La gestion de l’offre: une politique qui nous appauvrit tous

Alors que le coût du panier d’épicerie demeure une préoccupation pour les ménages canadiens, Ottawa maintient la gestion de l’offre, une politique qui fait grimper artificiellement le prix de produits essentiels comme le lait, les œufs et la volaille.
Derrière cette politique se cache une réalité souvent évacuée : des milliers de familles peinent à joindre les deux bouts, notamment parce que certains produits alimentaires de bases sont trop chers.
La gestion de l’offre limite la production nationale grâce à un système de quotas. De plus, au-delà d’un certain volume, on impose des tarifs douaniers; sur certains produits laitiers, ceux-ci peuvent frôler 300%. Cette décision politique empêche l’accès à des produits moins couteux provenant de l’étranger.
Résultat : les prix sur nos étalages augmentent.
Depuis des décennies, des organismes internationaux comme l’OCDE constatent que la gestion de l’offre ne crée pas de richesse : elle transfère plutôt des milliards de dollars des consommateurs vers un groupe de producteurs protégés de la concurrence.
Ce système a des effets directs sur les consommateurs, particulièrement lorsque ceux-ci peinent déjà à faire face à la hausse du coût de la vie. Dans un contexte où les prix des biens essentiels augmentent, cette pression supplémentaire sur le budget des ménages accentue les difficultés quotidiennes. Ce sont précisément les ménages les plus vulnérables qui paient le prix de cette politique.
Les surcoûts liés à la gestion de l’offre représentent 1,25 pour cent du revenu disponible des ménages les plus pauvres, contre seulement 0,33 pour cent pour les plus riches. Le poids de cette politique est donc près de quatre fois plus important pour les ménages à faible revenu.
La gestion de l’offre agit ainsi comme une taxe régressive sur l’alimentation.
Une politique qui maintient plus de 120 000 Canadiens dans la pauvreté n’est pas un pilier de la prospérité canadienne. C’est un obstacle à celle-ci.
Plus préoccupant encore, ces coûts ont des conséquences bien réelles sur la pauvreté au Canada.
En comparant les prix canadiens du lait, des œufs et de la volaille à ceux observés dans le Midwest américain, on constate que l’individu moyen canadien paie 224 dollars de plus par année en raison des prix artificiellement élevés imposés par la gestion de l’offre.
Ce n’est pas rien, et pour les familles qui vivent déjà à la limite, ça fait une différence réelle.
En appliquant ces écarts aux données de revenu de Statistique Canada, nous estimons que plus de 120 000 Canadiens demeurent sous le seuil de pauvreté en raison de ces surcoûts. Une politique censée protéger certains producteurs contribue ainsi à maintenir des milliers de familles dans la précarité.

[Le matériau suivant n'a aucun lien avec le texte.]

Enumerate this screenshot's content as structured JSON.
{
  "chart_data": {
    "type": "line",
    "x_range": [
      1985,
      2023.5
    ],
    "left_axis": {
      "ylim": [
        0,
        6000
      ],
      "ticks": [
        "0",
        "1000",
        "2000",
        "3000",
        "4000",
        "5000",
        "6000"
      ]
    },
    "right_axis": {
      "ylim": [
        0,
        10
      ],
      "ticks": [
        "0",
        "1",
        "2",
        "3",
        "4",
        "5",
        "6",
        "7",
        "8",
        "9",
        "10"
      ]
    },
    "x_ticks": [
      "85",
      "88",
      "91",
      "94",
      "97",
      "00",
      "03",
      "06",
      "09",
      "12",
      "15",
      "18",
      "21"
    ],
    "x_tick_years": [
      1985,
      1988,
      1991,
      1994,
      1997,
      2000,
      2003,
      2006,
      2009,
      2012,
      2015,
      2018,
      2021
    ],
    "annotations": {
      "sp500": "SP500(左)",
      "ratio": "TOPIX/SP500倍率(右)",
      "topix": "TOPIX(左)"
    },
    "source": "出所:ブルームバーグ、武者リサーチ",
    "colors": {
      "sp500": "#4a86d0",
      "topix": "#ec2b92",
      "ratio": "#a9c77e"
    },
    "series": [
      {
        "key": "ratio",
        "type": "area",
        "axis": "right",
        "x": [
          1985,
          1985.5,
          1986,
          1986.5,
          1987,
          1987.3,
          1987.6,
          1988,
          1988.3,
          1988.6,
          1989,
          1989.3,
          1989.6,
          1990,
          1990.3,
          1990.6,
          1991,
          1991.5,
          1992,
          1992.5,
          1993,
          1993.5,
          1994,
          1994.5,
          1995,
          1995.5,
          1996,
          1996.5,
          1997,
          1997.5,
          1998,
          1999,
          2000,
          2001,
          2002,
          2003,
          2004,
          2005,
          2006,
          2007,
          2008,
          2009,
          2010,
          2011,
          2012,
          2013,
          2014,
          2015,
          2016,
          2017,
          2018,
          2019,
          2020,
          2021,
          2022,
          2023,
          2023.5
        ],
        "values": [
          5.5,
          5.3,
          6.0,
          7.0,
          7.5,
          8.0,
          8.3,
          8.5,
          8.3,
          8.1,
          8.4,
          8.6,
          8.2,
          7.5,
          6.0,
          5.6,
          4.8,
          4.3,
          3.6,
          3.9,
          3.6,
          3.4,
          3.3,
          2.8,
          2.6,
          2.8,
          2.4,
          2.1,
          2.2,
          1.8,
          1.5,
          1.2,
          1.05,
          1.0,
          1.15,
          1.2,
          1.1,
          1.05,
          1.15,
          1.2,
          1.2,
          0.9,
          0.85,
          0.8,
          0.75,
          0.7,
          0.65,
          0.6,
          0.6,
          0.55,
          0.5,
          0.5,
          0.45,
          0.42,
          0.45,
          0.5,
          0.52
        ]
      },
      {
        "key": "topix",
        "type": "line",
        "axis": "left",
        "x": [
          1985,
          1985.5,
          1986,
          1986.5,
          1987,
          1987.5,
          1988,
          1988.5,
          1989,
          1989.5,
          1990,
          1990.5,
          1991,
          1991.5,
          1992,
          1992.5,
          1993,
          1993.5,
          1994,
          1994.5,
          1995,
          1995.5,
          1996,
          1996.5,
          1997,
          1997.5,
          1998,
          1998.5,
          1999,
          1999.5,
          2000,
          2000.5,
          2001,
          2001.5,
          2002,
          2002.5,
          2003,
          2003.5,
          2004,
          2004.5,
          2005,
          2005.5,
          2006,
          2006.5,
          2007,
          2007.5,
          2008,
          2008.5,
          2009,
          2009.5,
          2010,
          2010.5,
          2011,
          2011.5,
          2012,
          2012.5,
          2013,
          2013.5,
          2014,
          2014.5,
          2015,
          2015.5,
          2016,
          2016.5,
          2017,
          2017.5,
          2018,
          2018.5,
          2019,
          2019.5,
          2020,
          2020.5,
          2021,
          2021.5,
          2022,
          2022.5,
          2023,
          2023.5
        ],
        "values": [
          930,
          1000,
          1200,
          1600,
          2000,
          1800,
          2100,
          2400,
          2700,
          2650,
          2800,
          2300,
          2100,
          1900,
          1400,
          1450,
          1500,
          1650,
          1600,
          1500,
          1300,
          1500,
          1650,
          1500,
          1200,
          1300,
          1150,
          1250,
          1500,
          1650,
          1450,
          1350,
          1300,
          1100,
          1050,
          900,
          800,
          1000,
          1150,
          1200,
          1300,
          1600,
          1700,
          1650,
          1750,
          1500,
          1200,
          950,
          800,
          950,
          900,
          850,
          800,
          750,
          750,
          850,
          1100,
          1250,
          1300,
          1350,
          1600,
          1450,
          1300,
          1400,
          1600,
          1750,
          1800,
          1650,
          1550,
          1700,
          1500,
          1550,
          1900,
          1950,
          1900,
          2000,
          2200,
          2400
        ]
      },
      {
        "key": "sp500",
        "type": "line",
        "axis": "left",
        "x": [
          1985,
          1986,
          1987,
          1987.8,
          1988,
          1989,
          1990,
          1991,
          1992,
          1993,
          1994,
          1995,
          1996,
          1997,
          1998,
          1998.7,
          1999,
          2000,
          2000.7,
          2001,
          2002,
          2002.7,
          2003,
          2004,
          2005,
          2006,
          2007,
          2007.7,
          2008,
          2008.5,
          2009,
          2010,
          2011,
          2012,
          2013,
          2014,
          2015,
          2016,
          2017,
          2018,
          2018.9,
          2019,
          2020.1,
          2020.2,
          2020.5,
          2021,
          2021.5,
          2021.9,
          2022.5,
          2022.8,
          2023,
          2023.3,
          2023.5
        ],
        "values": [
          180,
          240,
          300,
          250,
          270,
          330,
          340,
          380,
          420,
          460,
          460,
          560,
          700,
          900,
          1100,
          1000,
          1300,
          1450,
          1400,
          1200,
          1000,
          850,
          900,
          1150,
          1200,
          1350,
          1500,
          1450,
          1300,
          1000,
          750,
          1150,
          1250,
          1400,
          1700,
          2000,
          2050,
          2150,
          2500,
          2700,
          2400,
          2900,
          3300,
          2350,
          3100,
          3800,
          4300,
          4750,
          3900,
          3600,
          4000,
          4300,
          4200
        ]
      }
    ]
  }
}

Ce constat devrait faire réfléchir le gouvernement fédéral, qui affirme vouloir améliorer l’abordabilité et lutter contre la pauvreté.
Chaque année, le gouvernement consacre des milliards de dollars à des programmes destinés à soutenir les ménages vulnérables et à réduire les inégalités. Pourtant, il continue de maintenir une politique qui augmente délibérément le prix de certains aliments de base et qui empêche des milliers de Canadiens de sortir de la pauvreté.
Malgré cette contradiction évidente, Ottawa n’ose pas remettre le système en question. Cependant, d’autres nous ont montré que c’est possible.
En 2000, l’Australie a choisi la concurrence plutôt que la protection. Après avoir démantelé son système de quotas laitiers, les prix ont baissé pour les consommateurs. Par exemple, le prix au détail du lait de consommation a baissé d’environ 20%. Aujourd’hui, l’industrie australienne est largement tournée vers l’exportation. Loin de disparaître, elle est davantage intégrée à l’économie mondiale.
Le Canada devra tôt ou tard avoir cette conversation.
Dans un contexte où Ottawa cherche des moyens de rendre la vie plus abordable, maintenir une politique qui limite l’offre de produits alimentaires de base ne peut plus se défendre.
Les consommateurs ne devraient pas être forcés de payer davantage pour protéger un système conçu dans les années 1970 et largement déconnecté des réalités économiques.
Une politique qui maintient plus de 120 000 Canadiens dans la pauvreté n’est pas un pilier de la prospérité canadienne. C’est un obstacle à celle-ci.
Gabriel Giguère est analyste senior en politiques publiques à l’IEDM et l’auteur de « La gestion de l’offre appauvrit la population canadienne ». Il signe ce texte à titre personnel.